United States Securities and Exchange Commission v. Johnson et al
Filing
57
ORDER denying 45 Motion To Be Joined in This case as a Plaintiff. By Judge Robert E. Blackburn on 7/21/2015.(mlace, )
IN THE UNITED STATES DISTRICT COURT
FOR THE DISTRICT OF COLORADO
Judge Robert E. Blackburn
Civil Action No. 1:15-cv-00299-REB-CBS
UNITED STATES SECURITIES AND EXCHANGE COMMISSION,
Plaintiff,
v.
KRISTINE L. JOHNSON,
TROY A. BARNES, and
WORK WITH TROY BARNES, INC. (d/b/a THE ACHIEVE COMMUNITY),
Defendants,
and
ACHIEVE INTERNATIONAL, LLC,
Relief Defendant.
ORDER DENYING MOTION FOR JOINDER AS PARTY PLAINTIFF
Blackburn, J.
The matter before me is Arla Mendenhall’s Motion To Be Joined in This Case
as a Plaintiff [#45],1 filed June 15, 2015. By this motion, Ms. Mendenhall, an investor in
defendants’ alleged fraudulent securities scheme, seeks to intervene in the action as a
party plaintiff. I deny the motion.
As more detailed fully in the SEC’s response to the motion ([#50], filed July 2,
2015) – which I adopt and incorporate by reference herein – Ms. Mendenhall’s request
to join this action is barred by section 21(g) of the Exchange Act, which provides:
1
“[#45]” is an example of the convention I use to identify the docket number assigned to a
specific paper by the court’s case management and electronic case filing system (CM/ECF). I use this
convention throughout this order.
Notwithstanding the provisions of section 1407(a) of Title 28,
or any other provision of law, no action for equitable relief
instituted by the Commission pursuant to the securities laws
shall be consolidated or coordinated with other actions not
brought by the Commission, even though such other actions
may involve common questions of fact, unless such
consolidation is consented to by the Commission.
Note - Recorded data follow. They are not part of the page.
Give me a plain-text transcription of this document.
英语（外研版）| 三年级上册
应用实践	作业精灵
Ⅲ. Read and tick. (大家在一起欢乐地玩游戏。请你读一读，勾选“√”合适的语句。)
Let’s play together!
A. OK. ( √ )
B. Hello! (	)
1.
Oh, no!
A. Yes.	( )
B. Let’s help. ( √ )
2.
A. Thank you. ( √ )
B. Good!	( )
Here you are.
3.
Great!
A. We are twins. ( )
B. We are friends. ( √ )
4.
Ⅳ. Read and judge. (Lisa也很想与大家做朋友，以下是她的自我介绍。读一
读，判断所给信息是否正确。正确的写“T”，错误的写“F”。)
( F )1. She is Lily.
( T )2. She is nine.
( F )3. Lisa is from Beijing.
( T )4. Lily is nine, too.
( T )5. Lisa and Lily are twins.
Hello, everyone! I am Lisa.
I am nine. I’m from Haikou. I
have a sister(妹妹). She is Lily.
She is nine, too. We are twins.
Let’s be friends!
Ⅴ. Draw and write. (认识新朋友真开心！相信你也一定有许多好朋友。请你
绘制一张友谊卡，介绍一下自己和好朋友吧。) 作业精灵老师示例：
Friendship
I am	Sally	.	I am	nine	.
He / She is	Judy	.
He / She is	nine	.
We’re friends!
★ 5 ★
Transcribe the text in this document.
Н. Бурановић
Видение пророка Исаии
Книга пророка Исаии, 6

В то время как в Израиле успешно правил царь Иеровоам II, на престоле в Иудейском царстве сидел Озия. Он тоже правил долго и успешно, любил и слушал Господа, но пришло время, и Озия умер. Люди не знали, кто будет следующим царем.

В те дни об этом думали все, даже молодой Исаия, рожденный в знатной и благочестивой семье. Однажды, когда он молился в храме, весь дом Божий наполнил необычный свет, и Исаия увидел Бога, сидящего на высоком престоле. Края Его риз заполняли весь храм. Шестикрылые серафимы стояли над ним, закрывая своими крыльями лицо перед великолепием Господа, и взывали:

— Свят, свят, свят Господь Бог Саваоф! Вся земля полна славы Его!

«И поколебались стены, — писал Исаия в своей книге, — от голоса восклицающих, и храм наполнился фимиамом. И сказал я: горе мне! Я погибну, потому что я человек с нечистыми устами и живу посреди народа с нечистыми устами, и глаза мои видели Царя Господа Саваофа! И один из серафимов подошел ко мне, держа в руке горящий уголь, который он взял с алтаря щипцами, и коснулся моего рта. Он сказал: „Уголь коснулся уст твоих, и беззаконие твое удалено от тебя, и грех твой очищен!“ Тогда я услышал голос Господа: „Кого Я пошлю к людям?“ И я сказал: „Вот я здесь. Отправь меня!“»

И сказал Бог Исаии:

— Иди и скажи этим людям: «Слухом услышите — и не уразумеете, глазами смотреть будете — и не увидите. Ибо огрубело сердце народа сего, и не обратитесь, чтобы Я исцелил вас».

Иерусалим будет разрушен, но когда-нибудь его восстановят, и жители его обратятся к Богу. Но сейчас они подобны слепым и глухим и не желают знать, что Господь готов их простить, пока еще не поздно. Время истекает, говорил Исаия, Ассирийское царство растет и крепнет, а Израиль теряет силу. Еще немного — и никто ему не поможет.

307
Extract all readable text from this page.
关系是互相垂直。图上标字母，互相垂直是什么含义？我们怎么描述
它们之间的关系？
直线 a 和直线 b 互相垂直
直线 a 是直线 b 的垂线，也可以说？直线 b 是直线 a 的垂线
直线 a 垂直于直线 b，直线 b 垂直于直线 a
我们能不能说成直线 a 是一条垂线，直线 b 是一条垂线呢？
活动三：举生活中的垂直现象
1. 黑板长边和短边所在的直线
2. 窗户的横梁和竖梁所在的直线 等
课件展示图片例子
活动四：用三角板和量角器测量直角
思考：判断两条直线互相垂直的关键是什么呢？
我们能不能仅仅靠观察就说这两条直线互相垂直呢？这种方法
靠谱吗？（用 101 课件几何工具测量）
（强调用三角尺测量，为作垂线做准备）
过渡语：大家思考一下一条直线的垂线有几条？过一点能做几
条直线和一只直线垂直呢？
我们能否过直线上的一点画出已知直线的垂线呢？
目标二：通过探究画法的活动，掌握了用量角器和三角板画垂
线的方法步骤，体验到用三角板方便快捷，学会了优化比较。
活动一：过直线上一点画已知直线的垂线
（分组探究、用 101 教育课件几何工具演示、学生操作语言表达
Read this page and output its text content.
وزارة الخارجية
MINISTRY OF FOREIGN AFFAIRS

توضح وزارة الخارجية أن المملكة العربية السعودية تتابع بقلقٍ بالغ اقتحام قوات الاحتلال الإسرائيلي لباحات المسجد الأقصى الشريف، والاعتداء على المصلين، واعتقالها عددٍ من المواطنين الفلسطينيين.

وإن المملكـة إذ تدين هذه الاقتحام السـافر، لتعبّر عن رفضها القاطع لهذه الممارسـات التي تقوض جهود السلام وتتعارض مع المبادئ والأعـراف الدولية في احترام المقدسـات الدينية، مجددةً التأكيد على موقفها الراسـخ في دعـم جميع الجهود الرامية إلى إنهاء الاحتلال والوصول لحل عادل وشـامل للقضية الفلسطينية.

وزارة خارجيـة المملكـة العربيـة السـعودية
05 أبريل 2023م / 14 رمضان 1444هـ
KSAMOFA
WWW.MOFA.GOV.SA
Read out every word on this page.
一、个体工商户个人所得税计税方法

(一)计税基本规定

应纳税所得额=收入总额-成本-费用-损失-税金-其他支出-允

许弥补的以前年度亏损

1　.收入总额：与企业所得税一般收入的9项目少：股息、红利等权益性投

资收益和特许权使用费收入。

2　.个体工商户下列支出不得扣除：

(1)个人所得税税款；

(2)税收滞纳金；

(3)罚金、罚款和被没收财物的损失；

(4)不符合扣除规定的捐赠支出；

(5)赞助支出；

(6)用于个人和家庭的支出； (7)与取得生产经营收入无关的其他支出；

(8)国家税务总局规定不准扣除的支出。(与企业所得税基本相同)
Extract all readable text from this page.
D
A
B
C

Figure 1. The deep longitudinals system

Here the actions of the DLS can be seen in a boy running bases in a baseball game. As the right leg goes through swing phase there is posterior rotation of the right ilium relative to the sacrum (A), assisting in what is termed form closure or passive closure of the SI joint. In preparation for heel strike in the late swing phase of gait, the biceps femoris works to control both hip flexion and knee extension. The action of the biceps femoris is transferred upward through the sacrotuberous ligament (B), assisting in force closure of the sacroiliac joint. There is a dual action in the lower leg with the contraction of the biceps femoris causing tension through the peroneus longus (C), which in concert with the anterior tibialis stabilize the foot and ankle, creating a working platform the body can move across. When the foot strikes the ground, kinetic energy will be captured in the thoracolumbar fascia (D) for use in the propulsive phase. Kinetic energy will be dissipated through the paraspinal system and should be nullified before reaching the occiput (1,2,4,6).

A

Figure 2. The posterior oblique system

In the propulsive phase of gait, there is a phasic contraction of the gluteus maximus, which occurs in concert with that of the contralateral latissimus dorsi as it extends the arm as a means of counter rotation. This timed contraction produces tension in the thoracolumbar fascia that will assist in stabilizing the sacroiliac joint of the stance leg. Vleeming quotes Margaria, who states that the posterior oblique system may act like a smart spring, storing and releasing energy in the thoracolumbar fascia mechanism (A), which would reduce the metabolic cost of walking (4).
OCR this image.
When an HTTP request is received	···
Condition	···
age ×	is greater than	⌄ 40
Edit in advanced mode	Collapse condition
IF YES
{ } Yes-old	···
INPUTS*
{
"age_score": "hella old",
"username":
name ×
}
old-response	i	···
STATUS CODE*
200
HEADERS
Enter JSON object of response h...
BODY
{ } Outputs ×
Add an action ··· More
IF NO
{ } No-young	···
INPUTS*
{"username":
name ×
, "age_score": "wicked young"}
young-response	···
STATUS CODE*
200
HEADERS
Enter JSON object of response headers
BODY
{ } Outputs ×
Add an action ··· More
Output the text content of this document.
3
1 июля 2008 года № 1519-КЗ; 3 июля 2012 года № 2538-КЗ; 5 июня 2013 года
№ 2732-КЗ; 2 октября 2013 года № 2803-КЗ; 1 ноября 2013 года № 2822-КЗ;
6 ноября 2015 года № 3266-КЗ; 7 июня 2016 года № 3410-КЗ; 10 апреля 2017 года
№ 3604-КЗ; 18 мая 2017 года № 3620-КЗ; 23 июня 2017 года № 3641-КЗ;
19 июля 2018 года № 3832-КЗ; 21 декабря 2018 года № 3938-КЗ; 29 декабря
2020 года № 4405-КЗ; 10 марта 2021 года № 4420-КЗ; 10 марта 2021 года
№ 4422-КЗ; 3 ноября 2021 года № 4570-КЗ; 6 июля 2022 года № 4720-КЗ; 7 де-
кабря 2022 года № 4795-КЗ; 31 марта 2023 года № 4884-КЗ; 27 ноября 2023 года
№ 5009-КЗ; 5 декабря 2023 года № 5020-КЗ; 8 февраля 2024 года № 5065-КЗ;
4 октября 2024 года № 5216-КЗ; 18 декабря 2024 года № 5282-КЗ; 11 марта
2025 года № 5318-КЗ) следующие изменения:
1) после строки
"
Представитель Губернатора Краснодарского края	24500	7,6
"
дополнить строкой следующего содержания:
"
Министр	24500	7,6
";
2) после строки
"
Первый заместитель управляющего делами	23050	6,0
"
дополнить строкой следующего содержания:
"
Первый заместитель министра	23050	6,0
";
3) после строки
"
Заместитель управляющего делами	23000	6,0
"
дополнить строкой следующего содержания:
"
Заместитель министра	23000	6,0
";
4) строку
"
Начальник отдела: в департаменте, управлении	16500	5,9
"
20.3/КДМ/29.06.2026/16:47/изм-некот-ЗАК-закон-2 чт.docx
15 U.S.C. § 78u(g). Regardless whether interpreted as an absolute bar to joinder of an
individual plaintiff absent consent of the SEC, see, e.g., SEC v. Cogley, 2001 WL
1842476 at *3 (S.D. Ohio March 21, 2001), or simply as impermissible when the
putative intervenor’s claims would merely mimic those already joined by the SEC’s suit,
see, e.g., SEC v. Falor, 270 F.R.D. 372, 374-75 (N.D. Ill. 2010), section 12(g) plainly
precludes Ms. Mendenhall from intervening as a party plaintiff in this action.2
THEREFORE, IT IS ORDERED that Ms. Mendenhall’s Motion To Be Joined in
This Case as a Plaintiff [#45], filed June 15, 2015, is denied.
Dated July 21, 2015, at Denver, Colorado.
BY THE COURT:
2
I further concur with the SEC that, to the extent Rule 24 might be implicated instead of or in
addition to section 12(g), Ms. Mendenhall has not shown that her rights will not be adequately
represented by the SEC. See SEC v. Credit Bankcorp, Ltd., 194 F.R.D. 457, 468 (S.D.N.Y. 2000).